Nonetheless, one manufacturer in Australia has a long term vision, Ford.
Ford Australia last week confirmed its support for a long-term research project initiated by the University of Melbourne that will seek to find a mass-production friendly hydrogen fueled vehicle engine.
To kick start proceedings, researchers at University of Melbourne will start with a hydrogen assisted jet ignition technology incorporated into Ford's XR-6 (and territory) turbocharged 6-cylinder engines.
"This project will use cutting-edge research into low/zero emissions technology, it will also tackle the important energy issues of hydrogen generation from renewable energy and its high density storage requirements." said University of Melbourne Senior Lecturer, Dr Michael Brear.
To be fair, the project is getting a $1.2 million grant from the Victorian State Government (a move which we strongly applaud). Ford's participation is mainly via the engine donations and resources critical to the develpment of a hydrogen power unit. Its hard to imagine why Holden did not jump on this opportunity? After all this is sure to give Ford a massive head start into creating the environmentally friendly cars of the next decade.

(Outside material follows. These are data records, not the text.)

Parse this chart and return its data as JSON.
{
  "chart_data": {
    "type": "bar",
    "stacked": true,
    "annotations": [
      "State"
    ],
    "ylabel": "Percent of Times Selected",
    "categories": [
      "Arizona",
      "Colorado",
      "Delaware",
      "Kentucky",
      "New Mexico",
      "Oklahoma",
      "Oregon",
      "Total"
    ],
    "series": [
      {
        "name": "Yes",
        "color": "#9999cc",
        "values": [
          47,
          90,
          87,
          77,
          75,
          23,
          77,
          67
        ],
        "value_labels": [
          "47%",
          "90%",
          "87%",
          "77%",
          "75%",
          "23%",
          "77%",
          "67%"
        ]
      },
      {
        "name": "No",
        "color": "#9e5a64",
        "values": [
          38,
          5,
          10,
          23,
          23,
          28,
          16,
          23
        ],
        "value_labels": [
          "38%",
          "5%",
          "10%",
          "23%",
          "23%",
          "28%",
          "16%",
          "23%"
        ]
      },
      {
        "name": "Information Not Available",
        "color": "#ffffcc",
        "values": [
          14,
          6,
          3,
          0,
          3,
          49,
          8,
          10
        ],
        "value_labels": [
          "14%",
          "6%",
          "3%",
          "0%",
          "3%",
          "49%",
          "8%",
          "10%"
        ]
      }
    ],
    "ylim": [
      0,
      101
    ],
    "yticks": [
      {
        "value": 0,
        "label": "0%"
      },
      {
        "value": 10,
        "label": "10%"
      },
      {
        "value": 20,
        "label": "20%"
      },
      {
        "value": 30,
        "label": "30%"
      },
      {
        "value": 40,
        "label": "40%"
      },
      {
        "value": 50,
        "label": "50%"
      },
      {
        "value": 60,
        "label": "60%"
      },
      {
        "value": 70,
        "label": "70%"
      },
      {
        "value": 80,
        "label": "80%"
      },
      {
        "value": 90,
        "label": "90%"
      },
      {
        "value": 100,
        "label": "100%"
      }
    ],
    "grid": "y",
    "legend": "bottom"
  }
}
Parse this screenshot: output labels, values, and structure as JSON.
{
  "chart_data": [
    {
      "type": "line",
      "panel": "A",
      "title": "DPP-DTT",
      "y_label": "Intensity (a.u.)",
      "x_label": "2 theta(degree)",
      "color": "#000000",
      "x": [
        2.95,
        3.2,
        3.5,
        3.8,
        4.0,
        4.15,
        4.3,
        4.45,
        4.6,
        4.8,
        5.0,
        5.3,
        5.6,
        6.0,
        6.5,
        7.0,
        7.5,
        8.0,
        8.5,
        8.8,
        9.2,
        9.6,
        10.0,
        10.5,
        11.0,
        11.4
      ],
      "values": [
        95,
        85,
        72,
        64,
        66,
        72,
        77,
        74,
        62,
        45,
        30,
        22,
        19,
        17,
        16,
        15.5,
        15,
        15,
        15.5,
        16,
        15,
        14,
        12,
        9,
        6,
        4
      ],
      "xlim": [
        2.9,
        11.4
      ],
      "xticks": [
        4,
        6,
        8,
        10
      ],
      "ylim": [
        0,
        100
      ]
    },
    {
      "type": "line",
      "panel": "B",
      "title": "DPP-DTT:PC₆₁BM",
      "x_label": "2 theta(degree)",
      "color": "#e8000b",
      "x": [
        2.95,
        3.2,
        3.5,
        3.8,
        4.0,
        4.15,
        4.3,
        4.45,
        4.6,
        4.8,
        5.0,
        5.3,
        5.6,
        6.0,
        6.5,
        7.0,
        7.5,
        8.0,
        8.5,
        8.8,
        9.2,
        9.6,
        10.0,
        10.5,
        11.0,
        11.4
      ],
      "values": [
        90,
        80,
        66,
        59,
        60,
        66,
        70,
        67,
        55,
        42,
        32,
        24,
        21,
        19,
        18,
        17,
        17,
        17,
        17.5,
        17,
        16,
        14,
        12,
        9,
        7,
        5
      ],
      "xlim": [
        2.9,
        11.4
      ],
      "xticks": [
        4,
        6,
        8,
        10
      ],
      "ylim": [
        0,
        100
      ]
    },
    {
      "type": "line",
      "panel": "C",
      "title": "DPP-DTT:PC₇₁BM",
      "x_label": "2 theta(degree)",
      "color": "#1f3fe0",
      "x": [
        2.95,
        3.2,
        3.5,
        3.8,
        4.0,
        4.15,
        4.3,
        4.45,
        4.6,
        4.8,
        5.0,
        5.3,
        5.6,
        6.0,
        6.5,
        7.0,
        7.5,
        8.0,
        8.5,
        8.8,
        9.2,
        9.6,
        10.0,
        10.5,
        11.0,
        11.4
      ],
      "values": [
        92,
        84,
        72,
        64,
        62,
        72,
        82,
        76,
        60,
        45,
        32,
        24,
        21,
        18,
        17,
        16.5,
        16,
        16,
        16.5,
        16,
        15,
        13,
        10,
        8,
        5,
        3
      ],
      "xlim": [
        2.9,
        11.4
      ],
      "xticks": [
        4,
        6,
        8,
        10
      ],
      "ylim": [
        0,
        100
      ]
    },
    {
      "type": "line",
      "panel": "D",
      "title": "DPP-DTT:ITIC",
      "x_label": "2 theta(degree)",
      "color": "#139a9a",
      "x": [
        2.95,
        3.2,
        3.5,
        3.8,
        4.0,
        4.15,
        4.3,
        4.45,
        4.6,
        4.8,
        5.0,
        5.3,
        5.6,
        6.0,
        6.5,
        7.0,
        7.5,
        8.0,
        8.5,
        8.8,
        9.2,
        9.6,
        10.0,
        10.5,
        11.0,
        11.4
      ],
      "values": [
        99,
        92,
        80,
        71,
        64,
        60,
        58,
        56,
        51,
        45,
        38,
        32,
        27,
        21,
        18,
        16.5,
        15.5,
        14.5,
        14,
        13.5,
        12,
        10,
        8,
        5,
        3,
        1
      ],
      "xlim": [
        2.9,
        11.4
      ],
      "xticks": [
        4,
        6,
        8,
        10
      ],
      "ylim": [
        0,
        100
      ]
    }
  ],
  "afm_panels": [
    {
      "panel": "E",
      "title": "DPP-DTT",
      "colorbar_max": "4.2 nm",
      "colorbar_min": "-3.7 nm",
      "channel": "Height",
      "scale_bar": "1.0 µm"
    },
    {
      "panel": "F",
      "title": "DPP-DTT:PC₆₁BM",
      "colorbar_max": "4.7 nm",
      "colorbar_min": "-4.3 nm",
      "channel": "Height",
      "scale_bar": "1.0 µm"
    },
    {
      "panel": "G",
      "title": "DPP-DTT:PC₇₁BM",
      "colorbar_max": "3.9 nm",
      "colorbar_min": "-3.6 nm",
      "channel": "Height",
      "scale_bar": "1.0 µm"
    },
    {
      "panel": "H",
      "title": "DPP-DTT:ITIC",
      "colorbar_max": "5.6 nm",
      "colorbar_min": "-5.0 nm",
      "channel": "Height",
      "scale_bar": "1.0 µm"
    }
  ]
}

Much like Toyota which is happy to sell as many polluting Land Cruisers as it can, whilst keeping the green and friendly image with the Prius for its propoganda purposes, Ford is no stranger to trying to clean up its image of Fuel Guzzling tanks (mainly from the F series trucks). In late 2006, Ford signed up alongside the University of Melbourne and the Victorian State Government to form the Advanced Centre for Automotive Research Technology (ACART).
The idea of the whole thing being to focus on designing car engines which are not simply focused on todays tried and tested engines. It will be interesting to see when Holden and Ford will both announce the Diesel versions of the Commodore and Falcon, we have a feeling that it can't be too far off.